71 It is unnecessary to resolve these questions here. The better view, however, would appear to be that the fact that the Minister is bound to consider the risk of harm to the community if the person's visa is not cancelled does not necessarily mean that the Minister is bound in every case to consider that issue in any particular or precisely defined way. It does not give rise to a series of additional mandatory considerations in every case. For example, it does not mean that in every case the Minister is bound to determine the risk or likelihood of the visa-holder re-offending.
72 One can readily imagine cases where the Minister, in assessing the risk to the Australian community of a visa-holder who has committed a serious offence being allowed to remain in Australia, might properly consider that the likelihood of the visa-holder re-offending is not a material or weighty consideration. For example, the Minister might consider that the continuing presence in Australia of a person who has been convicted of serious terrorism related offences would pose a serious risk of harm to the community, even if there was no risk of the person re-offending. That might be because of fear or concern that the person's continuing presence in Australia might inspire or provoke other like-minded supporters to commit similar or "copycat" offences. It is difficult to see why that approach would not be open to the Minister, or could be struck down on the basis that the Minister did not have regard to the likelihood of the visa-holder re-offending.

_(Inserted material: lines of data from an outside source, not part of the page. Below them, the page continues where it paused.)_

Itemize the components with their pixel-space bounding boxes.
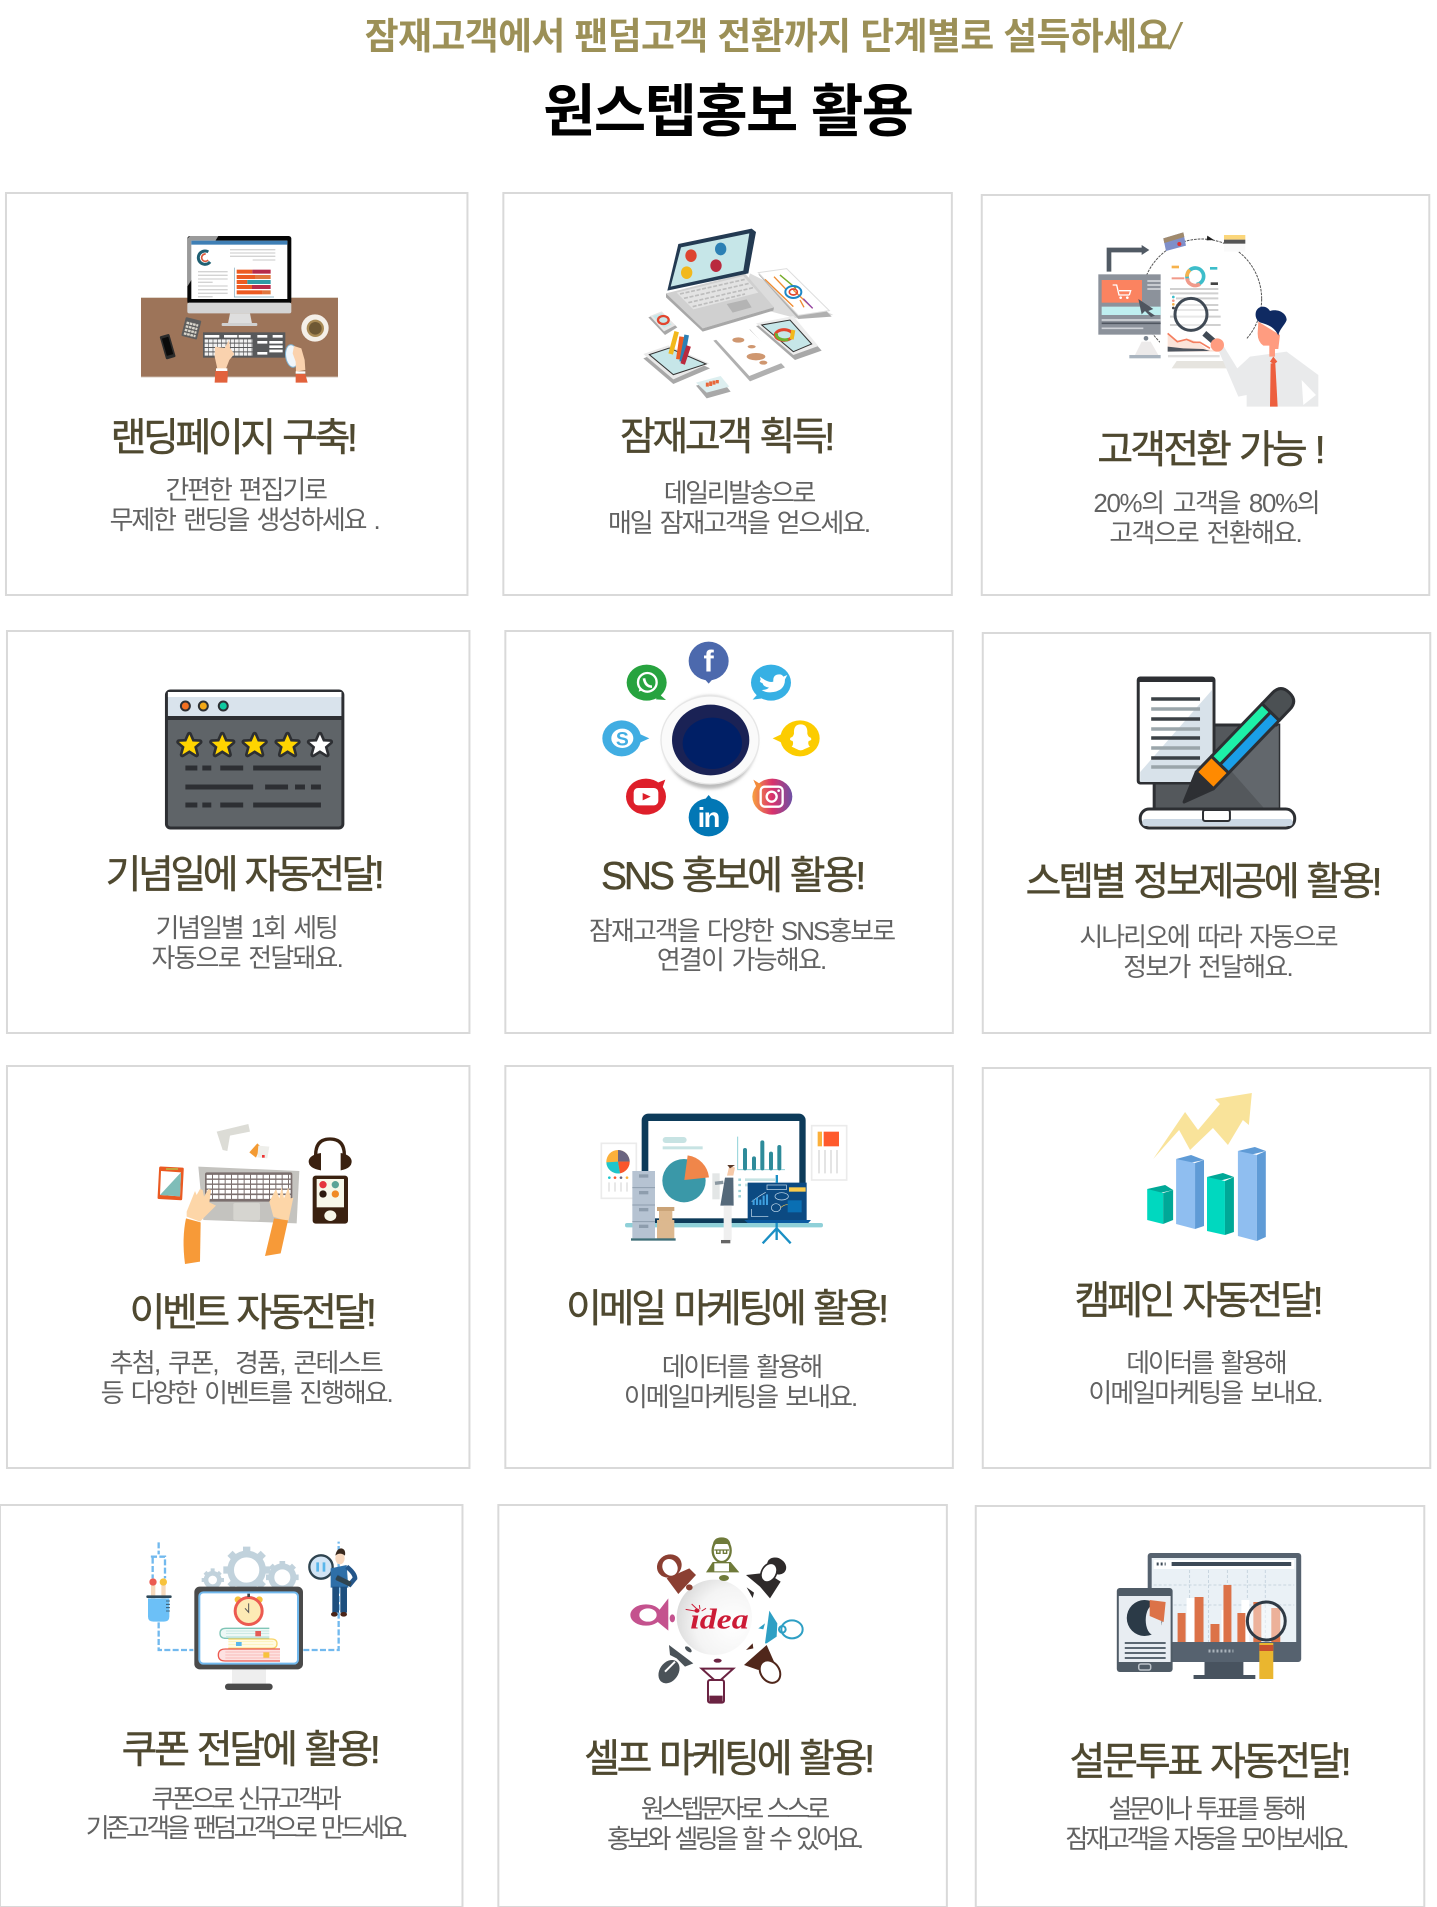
icon: social network bubbles [602, 642, 820, 836]
description: 추첨, 쿠폰, 경품, 콘테스트 [110, 1349, 384, 1378]
icon: analyst with magnifier [1098, 232, 1318, 407]
heading: 이벤트 자동전달! [130, 1292, 377, 1335]
panel: step information [983, 633, 1430, 1033]
description: 고객으로 전환해요. [1109, 519, 1303, 548]
description: 데일리발송으로 [664, 479, 816, 508]
description: 기념일별 1회 세팅 [155, 914, 339, 943]
panel: coupon [0, 1505, 462, 1907]
panel: survey [976, 1506, 1424, 1907]
heading: 고객전환 가능 ! [1097, 429, 1326, 472]
panel: email marketing [505, 1066, 953, 1468]
description: 이메일마케팅을 보내요. [624, 1383, 858, 1412]
description: 연결이 가능해요. [657, 946, 827, 975]
heading: 잠재고객 획득! [620, 416, 835, 459]
description [1088, 1349, 1324, 1408]
description: 원스텝문자로 스스로 [641, 1795, 830, 1824]
panel: self marketing [498, 1505, 947, 1907]
person lower right [744, 1643, 785, 1687]
word: idea: idea [690, 1604, 749, 1635]
description: 시나리오에 따라 자동으로 [1079, 923, 1339, 952]
icon: monitor, tablet and magnifier [1117, 1553, 1301, 1679]
description [151, 914, 344, 973]
icon: laptop and devices [643, 229, 833, 398]
person left [630, 1598, 675, 1631]
description: 기존고객을 팬덤고객으로 만드세요. [86, 1814, 409, 1843]
heading: 쿠폰 전달에 활용! [122, 1729, 381, 1772]
heading: 캠페인 자동전달! [1074, 1280, 1324, 1323]
panel: event [7, 1066, 469, 1468]
person top [706, 1537, 739, 1581]
icon: social network bubbles: S [616, 729, 629, 750]
icon: document and pencil on laptop [1138, 677, 1298, 828]
description: 설문이나 투표를 통해 [1108, 1795, 1307, 1824]
description [589, 917, 896, 975]
panel: anniversary [7, 631, 469, 1033]
panel: SNS [505, 631, 953, 1033]
person upper right [746, 1554, 789, 1598]
icon: social network bubbles: f [704, 645, 715, 679]
description: 데이터를 활용해 [1126, 1349, 1288, 1378]
description: 매일 잠재고객을 얻으세요. [608, 509, 871, 538]
heading: SNS 홍보에 활용! [601, 855, 866, 898]
panel: campaign [983, 1068, 1430, 1468]
description [1079, 923, 1339, 982]
panel: landing page [6, 193, 467, 595]
description [607, 1795, 864, 1854]
heading: 랜딩페이지 구축! [111, 417, 358, 460]
heading: 셀프 마케팅에 활용! [584, 1738, 875, 1781]
panel: customer conversion [982, 195, 1429, 595]
description: 이메일마케팅을 보내요. [1088, 1379, 1324, 1408]
person lower left [654, 1645, 693, 1687]
subtitle: 잠재고객에서 팬덤고객 전환까지 단계별로 설득하세요/ [365, 16, 1184, 57]
description: 쿠폰으로 신규고객과 [151, 1785, 342, 1814]
description [608, 479, 871, 538]
heading: 이메일 마케팅에 활용! [566, 1288, 889, 1331]
icon: presentation board [601, 1114, 847, 1243]
description: 20%의 고객을 80%의 [1093, 490, 1321, 518]
icon: idea circle of people [630, 1537, 803, 1703]
description [624, 1353, 858, 1412]
description: 무제한 랜딩을 생성하세요 . [110, 506, 381, 535]
description: 등 다양한 이벤트를 진행해요. [101, 1379, 394, 1408]
heading: 스텝별 정보제공에 활용! [1026, 861, 1382, 904]
description: 잠재고객을 다양한 SNS홍보로 [589, 917, 896, 946]
person upper left [653, 1550, 696, 1594]
description [1065, 1795, 1350, 1854]
heading: 설문투표 자동전달! [1069, 1741, 1352, 1784]
description [1093, 490, 1321, 548]
description [101, 1349, 394, 1408]
panel: lead acquisition [503, 193, 952, 595]
icon: rising bar chart [1147, 1093, 1266, 1241]
heading: 기념일에 자동전달! [106, 854, 385, 897]
icon: hands on laptop with music player [157, 1124, 352, 1264]
description: 잠재고객을 자동을 모아보세요. [1065, 1825, 1350, 1854]
description [86, 1785, 409, 1843]
icon: monitor with books and gears [146, 1542, 355, 1690]
main title: 원스텝홍보 활용 [543, 80, 914, 144]
icon: social network bubbles: in [698, 802, 720, 833]
description: 정보가 전달해요. [1123, 953, 1294, 982]
description [110, 476, 381, 535]
description: 간편한 편집기로 [165, 476, 328, 505]
description: 홍보와 셀링을 할 수 있어요. [607, 1825, 864, 1854]
description: 데이터를 활용해 [662, 1353, 823, 1382]
person right [758, 1611, 803, 1643]
person bottom [702, 1659, 733, 1703]
icon: review window [166, 691, 343, 828]
description: 자동으로 전달돼요. [151, 944, 344, 973]
icon: desk with computer [141, 236, 338, 383]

73 There may equally also be cases where the failure by the Minister to consider the risk of the person re-offending might indicate error. The preferable approach in such cases, however, would not be to ask whether the failure to consider that matter amounted to a failure to have regard to a mandatory relevant consideration. Rather, the question in such a case would be whether, in the particular circumstances and context of the case, the failure to consider the likelihood of the visa-holder re-offending reveals that the Minister failed to consider or decide the visa-holder's case on its individual merits, or failed to give proper or genuine consideration to the risk of harm posed by the visa-holder's continuing presence in Australia, or misunderstood the correct approach to the assessment of the risk of harm, or otherwise made a legally unreasonable decision.

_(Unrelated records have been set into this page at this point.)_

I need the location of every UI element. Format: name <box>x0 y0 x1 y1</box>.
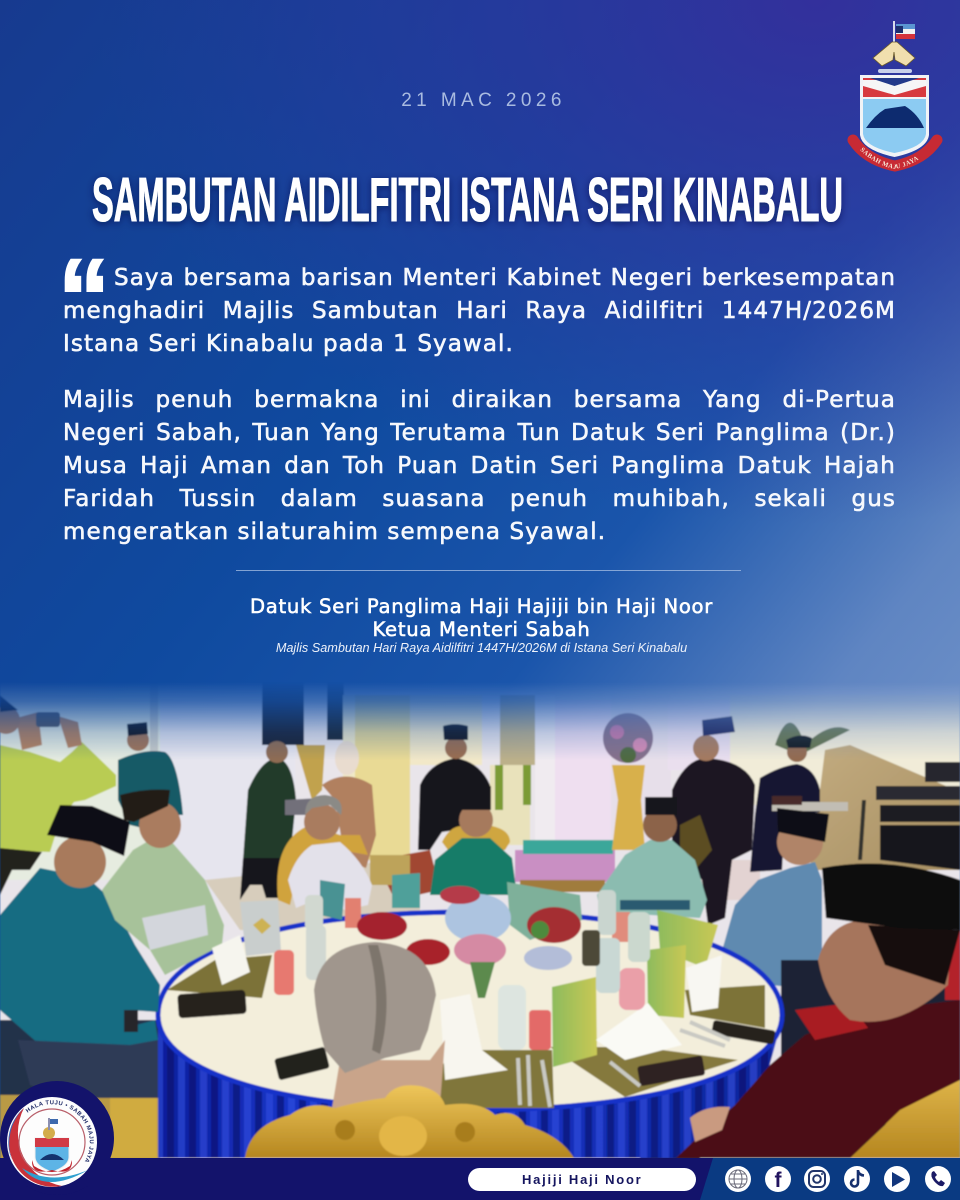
quote paragraph two: Negeri Sabah, Tuan Yang Terutama Tun Datuk Seri Panglima (Dr.) <box>63 420 896 446</box>
icon: facebook: f <box>774 1169 782 1192</box>
arms: motto ribbon: SABAH MAJU JAYA <box>860 148 919 169</box>
photo: gold chair and seated man in green <box>430 786 517 895</box>
photo: standing attendants <box>118 716 960 925</box>
photo: flower centrepiece <box>357 886 581 998</box>
quote paragraph two: mengeratkan silaturahim sempena Syawal. <box>63 519 606 545</box>
arms: flag <box>893 21 915 55</box>
photo: man in yellow-green raising phone <box>0 695 116 895</box>
icon: instagram <box>804 1166 830 1192</box>
photo: menu cards <box>240 873 718 1067</box>
quote paragraph two: Faridah Tussin dalam suasana penuh muhibah, sekali gus <box>63 486 896 512</box>
photo: seated man in teal foreground <box>0 805 160 1098</box>
photo: seated man in slate blue <box>718 808 829 990</box>
quote paragraph two: Musa Haji Aman dan Toh Puan Datin Seri Panglima Datuk Hajah <box>63 453 896 479</box>
badge: motto: HALA TUJU • SABAH MAJU JAYA <box>26 1100 94 1162</box>
quote paragraph one: menghadiri Majlis Sambutan Hari Raya Aidilfitri 1447H/2026M <box>63 298 896 324</box>
badge: shield <box>32 1118 72 1172</box>
quote paragraph one <box>63 265 896 357</box>
photo: guest seen from behind <box>314 942 445 1108</box>
icon: youtube play <box>884 1166 910 1192</box>
event photo: dinner table with guests <box>0 680 960 1160</box>
photo: round table with blue skirt <box>158 912 782 1158</box>
icon: website globe <box>725 1166 751 1192</box>
photo: phones on table <box>177 990 776 1086</box>
arms: hands holding staff <box>873 42 915 66</box>
photo: hall backdrop <box>0 680 960 1160</box>
arms: shield <box>860 75 929 157</box>
social icons <box>725 1166 951 1192</box>
photo: seated man in pale green <box>102 790 224 975</box>
photo: seated man in pale teal <box>597 797 712 918</box>
photo: batik and seat fill beside table <box>0 960 960 1160</box>
photo: cutlery <box>518 1022 730 1107</box>
footer name pill <box>468 1168 696 1191</box>
icon: facebook <box>765 1166 791 1192</box>
footer name pill: Hajiji Haji Noor <box>522 1172 642 1187</box>
quote paragraph one: Istana Seri Kinabalu pada 1 Syawal. <box>63 331 514 357</box>
photo: gold chair foreground <box>244 1078 960 1158</box>
footer bar <box>0 1158 960 1200</box>
quote paragraph two <box>63 387 896 545</box>
quotation mark: “ <box>58 237 110 360</box>
icon: tiktok <box>844 1166 870 1192</box>
attribution: Datuk Seri Panglima Haji Hajiji bin Haji Noor <box>250 595 713 618</box>
photo: decor pillars and flowers <box>495 713 850 850</box>
photo: napkins <box>212 935 722 1080</box>
quote paragraph two: Majlis penuh bermakna ini diraikan bersama Yang di-Pertua <box>63 387 896 413</box>
state coat of arms <box>848 21 942 172</box>
round Hala Tuju badge <box>0 1081 114 1187</box>
divider <box>236 570 741 571</box>
attribution <box>250 595 713 655</box>
arms: motto ribbon <box>848 134 942 172</box>
date: 21 MAC 2026 <box>401 90 566 111</box>
quote paragraph one: Saya bersama barisan Menteri Kabinet Negeri berkesempatan <box>114 265 896 291</box>
attribution: Ketua Menteri Sabah <box>372 618 591 641</box>
photo: seated man in maroon <box>676 864 960 1158</box>
photo: place mats <box>167 955 765 1108</box>
photo: drinks and water bottles <box>274 890 650 1050</box>
photo: gold chair and seated man in white shirt <box>277 795 372 910</box>
attribution: Majlis Sambutan Hari Raya Aidilfitri 1447H/2026M di Istana Seri Kinabalu <box>276 641 687 655</box>
icon: phone <box>925 1166 951 1192</box>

74 In any event, for the reasons given earlier, the first proposition advanced by Mr Te Puke in support of ground 1 of his application is correct. The Minister was bound to have regard to the risk of potential harm to the Australian community if Mr Te Puke's visa was not cancelled and he was permitted to remain in Australia. This finding is supported by the authorities and it is not, as contended by the Minister, contrary to the judgments of the majority in Huynh or the majority in Nystrom.
75 The more difficult question is whether, as contended by Mr Te Puke, the Minister failed to have regard to this mandatory consideration.